In fact, an alternative to an initial full smart meter/advanced metering infrastructure (AMI) deployment could be to create a skeletal network of smart meters at strategic points, rather than at every endpoint. This could reduce the capital cost and allow for much more rapid deployment. This sort of approach would depend on the feasibility of the necessary two-way digital communications. Hopefully, public networks could provide it. Today, especially for sparsely populated areas, public network coverage might be lacking. But we’ll eventually see ubiquitous wired and wireless broadband service to every corner of the country using a variety of technologies appropriate to the location. Again, in the same context as already discussed, even a partial deployment in those areas where public or accessible private networks are available could provide valuable improvements in grid monitoring and control.
The value of smart meters in enhancing the functionality of automated outage management systems is well known. However, they may, in fact, help a utility to prevent rather than just react to outages. The behavior of a re-closer, for instance, may be an indicator of an impending service interruption. For example, if it is operating frequently, that might suggest a need for right-of-way clearing or a bad electrical connection somewhere, or a faulty piece of equipment. If a re-closer is opening more than three times before locking out, it may indicate a problem with the re-closer itself. Now, rather than just recovering from a service interruption, a utility may be able to anticipate and prevent one. Though many smaller utilities probably do not have the resources to purchase and operate distribution SCADA, they could install and monitor smart meters upstream and downstream of the re-closer.
On the customer side, new appliances and add-on devices for existing appliances are steadily increasing capabilities for more granular monitoring and control. As appliances are increasingly equipped with on-board intelligence and Internet capability, every major appliance could eventually be able to provide voltage, current and phase angle as well as other data. And they will have built-in remote control capabilities. This is part of a brave new world known as “The Internet of Things.” It is already allowing utilities and customers to have remote monitoring and control of smart thermostats, for instance. Why not the rest of the appliances in the home or business? Or even all of the electrical appliances in the home or business? Or electric vehicles (EVs) and plug-in hybrid electric vehicles (PHEVs)? I just heard at a conference this week about a consumer endeavoring to match his PHEV charging with the output of his home PV system. Imagine on a utility-wide scale matching premises appliance control with the output of a wind farm or solar garden?

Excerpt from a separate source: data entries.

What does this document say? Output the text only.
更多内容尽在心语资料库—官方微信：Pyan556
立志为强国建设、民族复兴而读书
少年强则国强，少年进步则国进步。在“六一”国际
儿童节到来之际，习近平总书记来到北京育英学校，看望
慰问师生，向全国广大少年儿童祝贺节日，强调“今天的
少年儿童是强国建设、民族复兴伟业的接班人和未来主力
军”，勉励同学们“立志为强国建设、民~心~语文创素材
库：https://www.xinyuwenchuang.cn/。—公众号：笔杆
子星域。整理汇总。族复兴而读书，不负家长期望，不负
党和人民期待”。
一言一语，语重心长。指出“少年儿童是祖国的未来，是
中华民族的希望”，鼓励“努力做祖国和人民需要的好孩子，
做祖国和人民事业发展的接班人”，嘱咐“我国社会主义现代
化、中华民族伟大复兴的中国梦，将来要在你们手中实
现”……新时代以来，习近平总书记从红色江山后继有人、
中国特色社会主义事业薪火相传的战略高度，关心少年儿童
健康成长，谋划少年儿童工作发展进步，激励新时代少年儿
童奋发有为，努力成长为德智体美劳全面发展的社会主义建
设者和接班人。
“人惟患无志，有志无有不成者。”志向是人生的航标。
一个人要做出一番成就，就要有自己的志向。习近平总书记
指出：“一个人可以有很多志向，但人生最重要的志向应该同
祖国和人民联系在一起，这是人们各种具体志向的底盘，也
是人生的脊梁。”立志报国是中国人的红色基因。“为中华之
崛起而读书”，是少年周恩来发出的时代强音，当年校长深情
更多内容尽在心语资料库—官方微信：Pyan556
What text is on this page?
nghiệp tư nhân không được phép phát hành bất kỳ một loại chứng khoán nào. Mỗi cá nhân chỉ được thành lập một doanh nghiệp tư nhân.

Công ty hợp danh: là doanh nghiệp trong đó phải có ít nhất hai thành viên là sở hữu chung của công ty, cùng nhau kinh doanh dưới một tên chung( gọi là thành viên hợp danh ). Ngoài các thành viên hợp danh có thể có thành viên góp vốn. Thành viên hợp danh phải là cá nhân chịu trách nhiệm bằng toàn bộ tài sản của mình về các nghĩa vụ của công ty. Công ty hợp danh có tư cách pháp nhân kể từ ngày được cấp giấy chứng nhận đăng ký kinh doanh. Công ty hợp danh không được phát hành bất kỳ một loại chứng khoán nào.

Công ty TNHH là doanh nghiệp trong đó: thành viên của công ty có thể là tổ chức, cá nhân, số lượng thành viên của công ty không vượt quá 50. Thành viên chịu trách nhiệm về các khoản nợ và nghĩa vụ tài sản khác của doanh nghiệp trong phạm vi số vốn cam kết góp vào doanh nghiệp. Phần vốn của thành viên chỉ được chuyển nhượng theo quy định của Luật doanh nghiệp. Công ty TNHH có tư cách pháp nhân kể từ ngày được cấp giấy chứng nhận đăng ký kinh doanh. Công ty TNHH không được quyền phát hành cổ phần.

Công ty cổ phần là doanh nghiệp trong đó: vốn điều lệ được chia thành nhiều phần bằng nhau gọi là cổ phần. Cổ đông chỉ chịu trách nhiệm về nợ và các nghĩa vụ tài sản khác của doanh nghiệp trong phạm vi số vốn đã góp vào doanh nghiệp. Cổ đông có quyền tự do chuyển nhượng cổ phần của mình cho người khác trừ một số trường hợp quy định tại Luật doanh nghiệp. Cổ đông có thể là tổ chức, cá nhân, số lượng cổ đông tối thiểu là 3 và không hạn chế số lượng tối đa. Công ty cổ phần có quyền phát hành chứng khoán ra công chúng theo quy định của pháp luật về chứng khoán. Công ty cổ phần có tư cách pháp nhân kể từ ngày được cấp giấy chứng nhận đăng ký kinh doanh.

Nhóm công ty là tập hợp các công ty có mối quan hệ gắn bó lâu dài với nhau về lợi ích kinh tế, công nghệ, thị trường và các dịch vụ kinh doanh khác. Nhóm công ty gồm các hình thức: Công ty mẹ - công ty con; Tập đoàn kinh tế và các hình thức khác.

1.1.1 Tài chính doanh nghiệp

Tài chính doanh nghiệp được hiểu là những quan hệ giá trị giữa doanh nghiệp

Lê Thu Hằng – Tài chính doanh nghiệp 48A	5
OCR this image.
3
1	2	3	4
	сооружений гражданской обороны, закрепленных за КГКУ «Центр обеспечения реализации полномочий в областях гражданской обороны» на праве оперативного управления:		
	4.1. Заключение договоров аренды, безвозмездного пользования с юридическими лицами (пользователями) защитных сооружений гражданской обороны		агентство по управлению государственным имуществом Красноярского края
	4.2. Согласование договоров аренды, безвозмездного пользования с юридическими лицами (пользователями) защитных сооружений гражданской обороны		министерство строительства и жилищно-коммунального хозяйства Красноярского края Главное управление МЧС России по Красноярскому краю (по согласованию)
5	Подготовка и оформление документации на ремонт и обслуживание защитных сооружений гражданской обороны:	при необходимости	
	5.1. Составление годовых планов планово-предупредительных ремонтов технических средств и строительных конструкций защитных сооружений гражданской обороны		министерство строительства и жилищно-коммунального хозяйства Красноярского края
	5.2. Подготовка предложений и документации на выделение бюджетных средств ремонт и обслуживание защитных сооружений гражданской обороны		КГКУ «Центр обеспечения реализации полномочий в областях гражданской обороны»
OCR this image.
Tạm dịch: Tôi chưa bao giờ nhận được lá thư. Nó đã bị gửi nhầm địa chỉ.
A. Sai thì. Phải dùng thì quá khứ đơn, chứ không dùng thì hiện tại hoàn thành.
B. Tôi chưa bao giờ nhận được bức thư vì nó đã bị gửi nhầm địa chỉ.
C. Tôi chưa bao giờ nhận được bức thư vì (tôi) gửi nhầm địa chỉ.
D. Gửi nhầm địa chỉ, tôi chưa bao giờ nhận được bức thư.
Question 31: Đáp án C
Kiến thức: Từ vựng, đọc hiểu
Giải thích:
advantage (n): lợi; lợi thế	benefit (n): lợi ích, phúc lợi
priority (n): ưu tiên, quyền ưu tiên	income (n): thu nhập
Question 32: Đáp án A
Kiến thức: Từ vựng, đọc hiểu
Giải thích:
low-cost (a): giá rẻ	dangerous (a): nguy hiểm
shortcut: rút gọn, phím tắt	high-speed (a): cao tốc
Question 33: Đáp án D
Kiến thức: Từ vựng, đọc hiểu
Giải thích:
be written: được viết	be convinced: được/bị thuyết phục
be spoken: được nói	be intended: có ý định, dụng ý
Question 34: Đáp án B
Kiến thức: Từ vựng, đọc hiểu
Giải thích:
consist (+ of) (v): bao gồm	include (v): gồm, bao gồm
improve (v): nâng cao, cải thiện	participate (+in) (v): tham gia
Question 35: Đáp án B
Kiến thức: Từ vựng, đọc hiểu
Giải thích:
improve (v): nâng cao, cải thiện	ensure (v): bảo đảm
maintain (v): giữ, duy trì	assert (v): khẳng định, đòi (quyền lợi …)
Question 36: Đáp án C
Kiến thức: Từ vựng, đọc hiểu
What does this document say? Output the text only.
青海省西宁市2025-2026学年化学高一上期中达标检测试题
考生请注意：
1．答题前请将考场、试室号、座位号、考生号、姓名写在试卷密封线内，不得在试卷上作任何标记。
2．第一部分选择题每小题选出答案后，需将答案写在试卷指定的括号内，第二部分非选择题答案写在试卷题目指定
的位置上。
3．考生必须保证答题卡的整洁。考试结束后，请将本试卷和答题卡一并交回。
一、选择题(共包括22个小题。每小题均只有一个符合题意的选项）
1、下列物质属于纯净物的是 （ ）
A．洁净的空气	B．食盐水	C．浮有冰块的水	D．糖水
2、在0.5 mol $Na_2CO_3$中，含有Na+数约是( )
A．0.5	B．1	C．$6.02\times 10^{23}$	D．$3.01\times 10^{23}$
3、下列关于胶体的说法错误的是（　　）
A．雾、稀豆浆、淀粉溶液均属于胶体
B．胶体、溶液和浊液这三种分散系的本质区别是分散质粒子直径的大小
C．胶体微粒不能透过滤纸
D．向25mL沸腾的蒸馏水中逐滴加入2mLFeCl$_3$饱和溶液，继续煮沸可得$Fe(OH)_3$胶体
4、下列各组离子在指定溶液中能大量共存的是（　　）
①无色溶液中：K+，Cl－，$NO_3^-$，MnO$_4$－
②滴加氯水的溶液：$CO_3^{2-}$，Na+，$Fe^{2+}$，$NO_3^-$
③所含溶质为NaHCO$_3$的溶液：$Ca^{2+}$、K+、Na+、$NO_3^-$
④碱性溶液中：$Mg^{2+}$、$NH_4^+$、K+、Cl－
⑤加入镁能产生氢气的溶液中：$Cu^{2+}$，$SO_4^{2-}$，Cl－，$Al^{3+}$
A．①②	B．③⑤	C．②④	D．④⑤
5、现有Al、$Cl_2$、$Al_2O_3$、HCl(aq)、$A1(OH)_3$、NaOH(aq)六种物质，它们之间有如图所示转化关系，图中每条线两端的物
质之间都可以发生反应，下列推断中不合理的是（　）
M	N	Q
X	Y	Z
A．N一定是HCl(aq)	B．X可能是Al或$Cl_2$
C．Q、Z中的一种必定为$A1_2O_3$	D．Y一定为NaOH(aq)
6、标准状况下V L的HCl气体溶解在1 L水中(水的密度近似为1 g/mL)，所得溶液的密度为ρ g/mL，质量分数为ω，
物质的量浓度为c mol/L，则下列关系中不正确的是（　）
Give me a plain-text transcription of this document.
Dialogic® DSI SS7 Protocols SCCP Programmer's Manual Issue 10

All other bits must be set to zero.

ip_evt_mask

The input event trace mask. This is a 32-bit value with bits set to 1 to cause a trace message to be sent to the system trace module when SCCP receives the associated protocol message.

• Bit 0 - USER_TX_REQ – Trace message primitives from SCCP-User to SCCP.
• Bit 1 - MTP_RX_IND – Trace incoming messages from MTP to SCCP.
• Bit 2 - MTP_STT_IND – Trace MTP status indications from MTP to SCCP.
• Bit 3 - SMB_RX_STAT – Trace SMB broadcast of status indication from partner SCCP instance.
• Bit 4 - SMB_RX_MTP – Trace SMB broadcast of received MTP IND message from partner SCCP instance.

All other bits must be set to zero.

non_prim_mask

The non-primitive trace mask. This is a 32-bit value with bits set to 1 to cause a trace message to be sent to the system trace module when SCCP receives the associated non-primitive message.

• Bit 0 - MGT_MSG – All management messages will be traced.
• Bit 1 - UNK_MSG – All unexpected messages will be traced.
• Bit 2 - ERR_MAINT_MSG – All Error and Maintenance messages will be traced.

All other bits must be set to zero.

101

The hub for this new world of distributed metering probably won’t be the meter on the side of the house. After all, it was located there because a utility meter needed to have ready access to it to read the meter or connect/disconnect the customer. Now remote monitoring and control can do all this. Customers, especially in new “smart homes,” may actually have their own whole house and distributed metering systems. The hub will likely be an app in the cloud that provides the desired aggregate and individual monitoring and control.
I’ll leave you with one last thought: When consumers buy their automated, intelligent appliances, energy management systems and apps from non-utility retailers or virtual stores what happens when that retailer offers the customer a retail electricity provider (REP), as we now have here in parts of Texas, where I live? Or a special deal from Solar City to install solar photovoltaic panels on their roof. Or what if aggregators other than utilities (the dreaded “disintermediaries”) aggregate retail consumers’ monitoring and control capabilities and take their “negawatts” to organized power markets for sale? I’ve discussed before how technology enables disruptive forces that challenge the utility business model and distributed metering is yet another example.